C. BATANG TUBUH PERATURAN PERUNDANG-UNDANGAN
Batang tubuh disini memuat bagian berisi norma yang merupakan isi muatan peraturan perundang-undangan. Batang tubuh tersusun sebagai berikut:
    1. Ketentuan umum
Ketentuan umum diletakan di BAB I dan memuat pengertian-pengertian yang berupa istilah tertentu yang akan dipergunakan dalam bagian-bagian lain dalam batang tubuh, singkatan-singkatan dan juga ketentuan-ketentuan yang bersifat umum.
    1. Ketentuan mengenai obyek yang diatur
Obyek yang diatur disusun dalam sistematika yang sesuai dengan luas lingkup dan pendekatan yang dipergunakan. Yang perlu diperhatikan yaitu, susunan tersebut harus menggambarkan satu kesatuan sistem,harus menggambarkan cara berpikir, mudah diamati, diketahui, dan dimengerti.
    1. Ketentuan sanksi (pidana atau administrasi).
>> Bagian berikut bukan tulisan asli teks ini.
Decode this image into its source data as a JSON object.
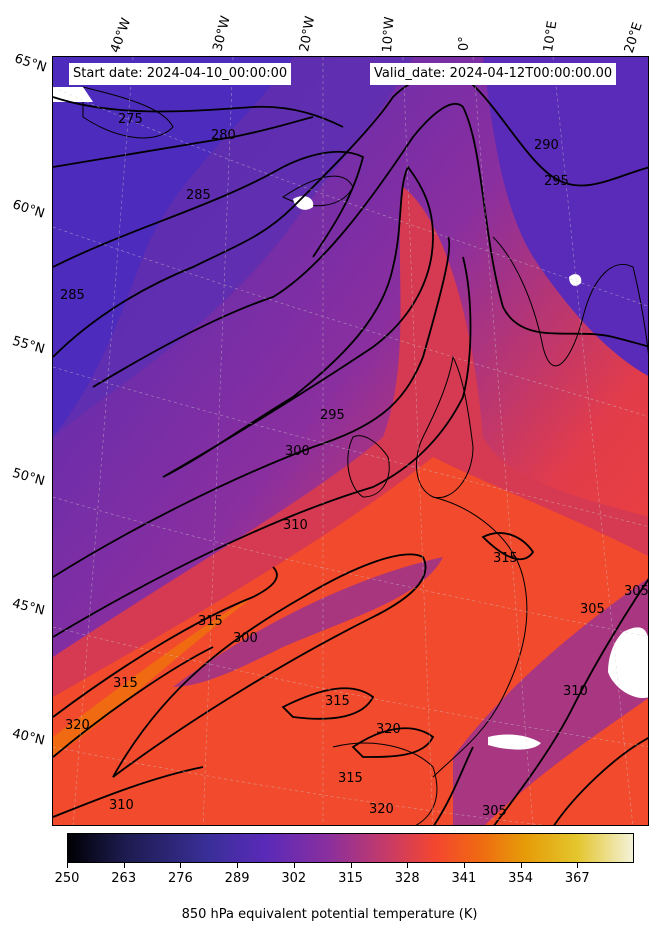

Tidak semua peraturan perundang-undangan memuat ketentuan pidana, ada juga ketentuan pidana yang tergantung pada kaidah-kaidah dalam peraturan perundang-undangan. Pembentuk peraturan perundang-undangan dapat merumuskan sanksi keperdataan atau administrativ.
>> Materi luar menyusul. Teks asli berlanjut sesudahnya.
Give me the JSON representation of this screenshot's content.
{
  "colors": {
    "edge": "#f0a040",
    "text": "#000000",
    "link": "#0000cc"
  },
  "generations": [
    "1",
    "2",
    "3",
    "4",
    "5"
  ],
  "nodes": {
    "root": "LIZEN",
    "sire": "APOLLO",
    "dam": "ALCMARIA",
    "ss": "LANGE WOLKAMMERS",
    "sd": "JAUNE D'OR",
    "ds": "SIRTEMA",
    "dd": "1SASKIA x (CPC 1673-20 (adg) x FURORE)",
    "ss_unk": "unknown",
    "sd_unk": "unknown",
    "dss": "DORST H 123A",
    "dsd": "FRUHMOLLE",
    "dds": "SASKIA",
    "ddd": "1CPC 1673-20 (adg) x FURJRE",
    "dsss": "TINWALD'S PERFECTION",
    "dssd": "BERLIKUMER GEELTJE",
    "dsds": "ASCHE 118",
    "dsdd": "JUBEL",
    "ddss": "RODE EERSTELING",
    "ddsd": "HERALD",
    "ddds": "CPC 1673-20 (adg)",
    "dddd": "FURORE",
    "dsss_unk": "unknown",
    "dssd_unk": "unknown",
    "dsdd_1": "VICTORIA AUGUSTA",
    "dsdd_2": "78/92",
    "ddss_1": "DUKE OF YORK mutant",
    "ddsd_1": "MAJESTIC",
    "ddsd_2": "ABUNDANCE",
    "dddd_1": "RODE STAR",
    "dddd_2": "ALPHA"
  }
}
    1. Ketentuan peralihan
Ketentuan peralihan timbul sebagai cara mempertemukan antara asas mengenai akibat kehadiran peraturan baru dengan keadaan sebelum peraturan itu berlaku. Kalau asas ini diterapkan tanpa mempertimbangkan keadaan yang sudah berlaku, maka dapat timbul kekacauan hokum, ketidakpastian hukum atau kesewenang-wenangan hukum.
    1. Ketentuan penutup
Ketentuan penutup memuat:
·         Penunjukan organ atau alat perlengkapan dalam melaksanakan peraturan perundang-undangan.
·         Nama singkat.
·         Pengaruh peraturan yang baru terhadap peraturan perundang-undangan yang sudah ada.
·         Rumusan pengundangan atau pengumuman dan penandatanganan.